Content and didactic conception of the “Wine” interactives:
Martina Schönherr
Renate Woditschka
Konrad Zirm

Nutritional management and supervision:
Hanni Rützler - futurefoodstudio

Exhibition design

Artistic direction:
Christof Cremer

Detailed planning, construction supervision:
Baukultur
Renate Scheidenberger
Martin-Johannes Pecha

Graphics:
Julia Oppermann
Petr Svestka

The 37th Lower Austrian Provincial Exhibition in 2013 achieved a very good position in the long-standing tradition of provincial exhibitions in terms of visitor numbers: the provincial exhibition “Bread & Wine” at the Asparn an der Zaya and Poysdorf locations recorded 305,366 visitors over an exhibition period of 192 days.

Bread - Asparn an der Zaya: As an exhibit in a display case, bread is comparatively unspectacular and at first glance may reveal little of its special nature.
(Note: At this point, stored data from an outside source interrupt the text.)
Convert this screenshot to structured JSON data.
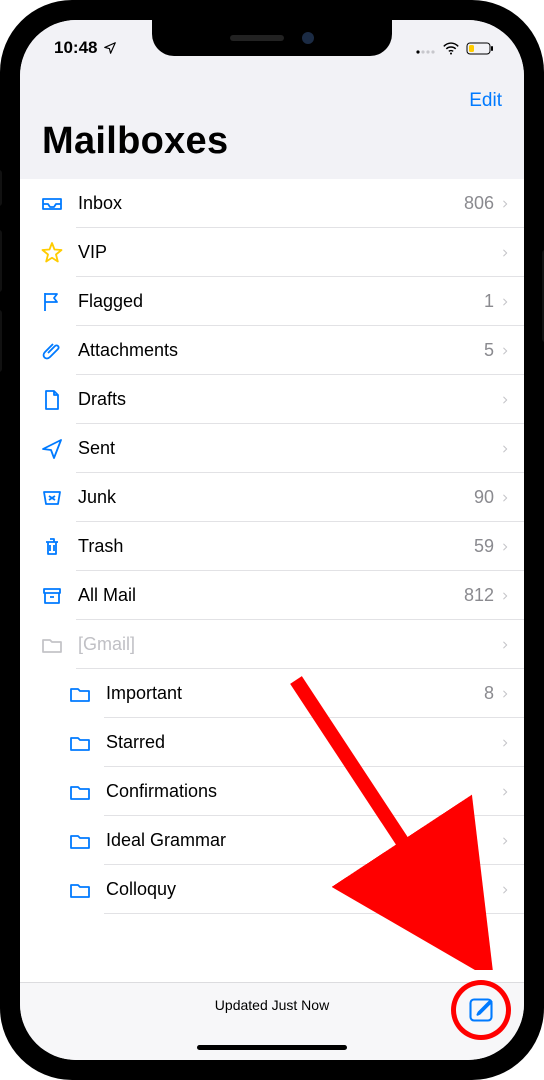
{
  "status_bar": {
    "time": "10:48",
    "location_icon": "location-arrow",
    "signal_icon": "cellular-bars",
    "wifi_icon": "wifi",
    "battery_icon": "battery-low"
  },
  "nav": {
    "edit_label": "Edit",
    "title": "Mailboxes"
  },
  "mailboxes": [
    {
      "icon": "inbox-icon",
      "label": "Inbox",
      "count": "806",
      "muted": false,
      "indent": false
    },
    {
      "icon": "star-icon",
      "label": "VIP",
      "count": "",
      "muted": false,
      "indent": false
    },
    {
      "icon": "flag-icon",
      "label": "Flagged",
      "count": "1",
      "muted": false,
      "indent": false
    },
    {
      "icon": "paperclip-icon",
      "label": "Attachments",
      "count": "5",
      "muted": false,
      "indent": false
    },
    {
      "icon": "draft-icon",
      "label": "Drafts",
      "count": "",
      "muted": false,
      "indent": false
    },
    {
      "icon": "sent-icon",
      "label": "Sent",
      "count": "",
      "muted": false,
      "indent": false
    },
    {
      "icon": "junk-icon",
      "label": "Junk",
      "count": "90",
      "muted": false,
      "indent": false
    },
    {
      "icon": "trash-icon",
      "label": "Trash",
      "count": "59",
      "muted": false,
      "indent": false
    },
    {
      "icon": "archive-icon",
      "label": "All Mail",
      "count": "812",
      "muted": false,
      "indent": false
    },
    {
      "icon": "folder-muted-icon",
      "label": "[Gmail]",
      "count": "",
      "muted": true,
      "indent": false
    },
    {
      "icon": "folder-icon",
      "label": "Important",
      "count": "8",
      "muted": false,
      "indent": true
    },
    {
      "icon": "folder-icon",
      "label": "Starred",
      "count": "",
      "muted": false,
      "indent": true
    },
    {
      "icon": "folder-icon",
      "label": "Confirmations",
      "count": "",
      "muted": false,
      "indent": true
    },
    {
      "icon": "folder-icon",
      "label": "Ideal Grammar",
      "count": "",
      "muted": false,
      "indent": true
    },
    {
      "icon": "folder-icon",
      "label": "Colloquy",
      "count": "",
      "muted": false,
      "indent": true
    }
  ],
  "toolbar": {
    "status_text": "Updated Just Now",
    "compose_label": "Compose"
  },
  "annotation": {
    "highlight_target": "compose-button"
  },
  "colors": {
    "accent": "#007aff",
    "muted": "#8a8a8f",
    "star": "#ffcc00",
    "annotation": "#ff0000"
  }
}
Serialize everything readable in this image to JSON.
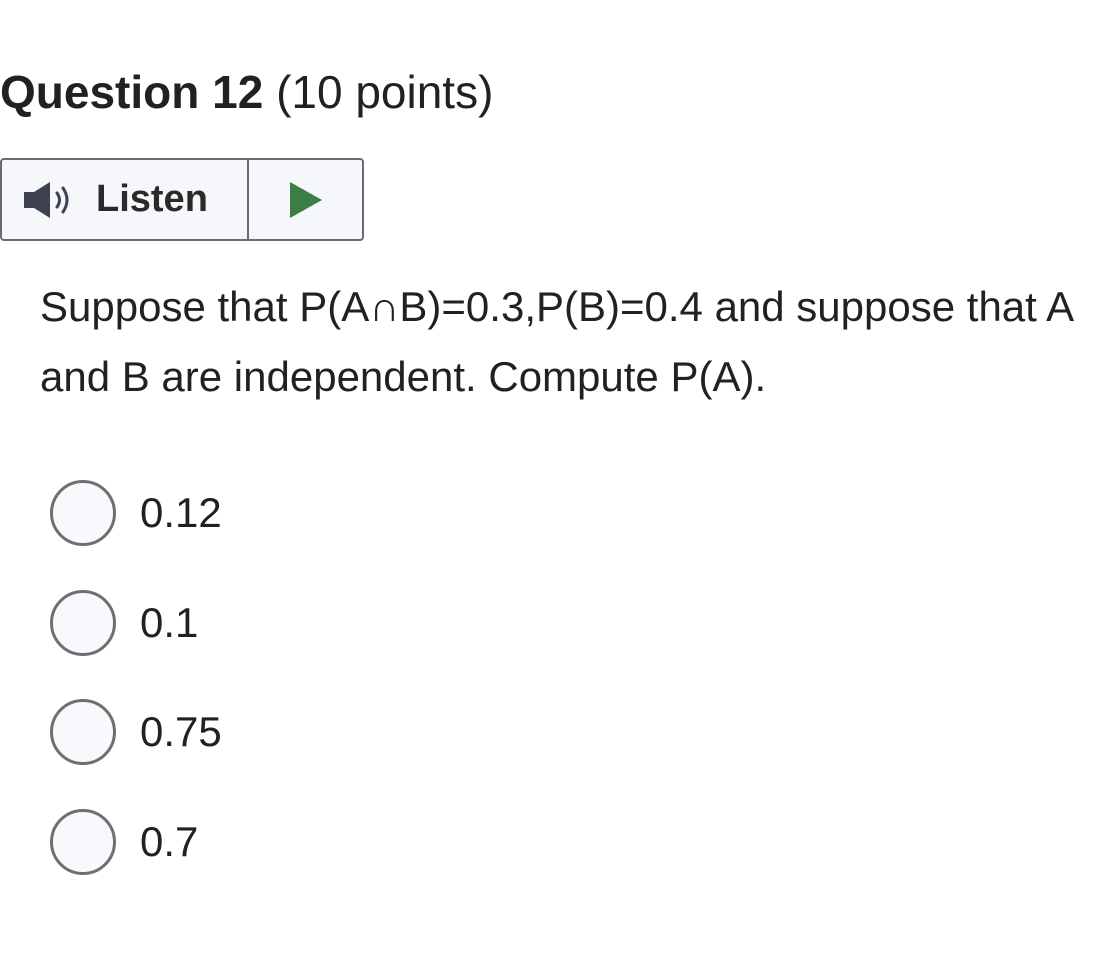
{
  "question": {
    "number_label": "Question 12",
    "points_label": "(10 points)",
    "text": "Suppose that P(A∩B)=0.3,P(B)=0.4 and suppose that A and B are independent. Compute P(A)."
  },
  "listen": {
    "label": "Listen",
    "speaker_icon": "speaker-icon",
    "play_icon": "play-icon",
    "play_color": "#3e7d46"
  },
  "options": [
    {
      "label": "0.12",
      "selected": false
    },
    {
      "label": "0.1",
      "selected": false
    },
    {
      "label": "0.75",
      "selected": false
    },
    {
      "label": "0.7",
      "selected": false
    }
  ]
}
The exhibition showed that bread is far more than just a foodstuff: it stands for our diet, which is characterized by agriculture, is a symbol of life, is a central component of rituals and religions, but also a unit of measurement for our purchasing power.

In the exhibition at Asparn Castle, bread is embedded in all its changing contexts - be it agricultural development, religion and mythology, baking and milling, but also popular culture, the food industry, cultural and social history.

The outdoor area of the Prehistory Museum impressed visitors with its extensive ensemble of reconstructions of prehistoric buildings. Experimental archaeology provided science with exciting findings and at the same time made it possible to bring life thousands of years ago into the present by entering the buildings and baking bread. At around 30 meters long, the largest exhibit of the Lower Austrian Provincial Exhibition 2013 was also located in this outdoor area: the newly erected Neolithic longhouse.

Wine - Poysdorf: No place was better suited than the wine town of Poysdorf to present the millennia-old history of grape juice in all its facets.

“Long live the wine! Long live the land where it ripens for us! Long live the barrel that holds it! Long live the jug from which it flows! [...]” - Gottfried van Swieten's (1733-1803) praise of wine, which Joseph Haydn set to music in the oratorio ‘The Seasons’, provided the basic idea for the thematic concept of wine as part of the Lower Austrian Provincial Exhibition 2013. The extensive show presented a multifaceted journey through the history of winemaking and wine enjoyment as well as an examination of the cultic aspects of wine. The exhibition was an appreciation of the Lower Austrian wine landscape with all its special features and at the same time a critical appraisal of the current wine industry.

In Poysdorf, too, an outdoor area rounded off the exhibition experience. A village-like ensemble with a show vineyard, press houses and smithy invited visitors to discover and linger. The buildings in the open-air area also housed the “Genusswerkstatt”, an interactive museum education program. Here, visitors tasted, described, associated, guessed, experienced and described smells and tastes. Whether it was a grape juice tasting, a taste Olympics or the taste wheel - experimenting was much more important than the result.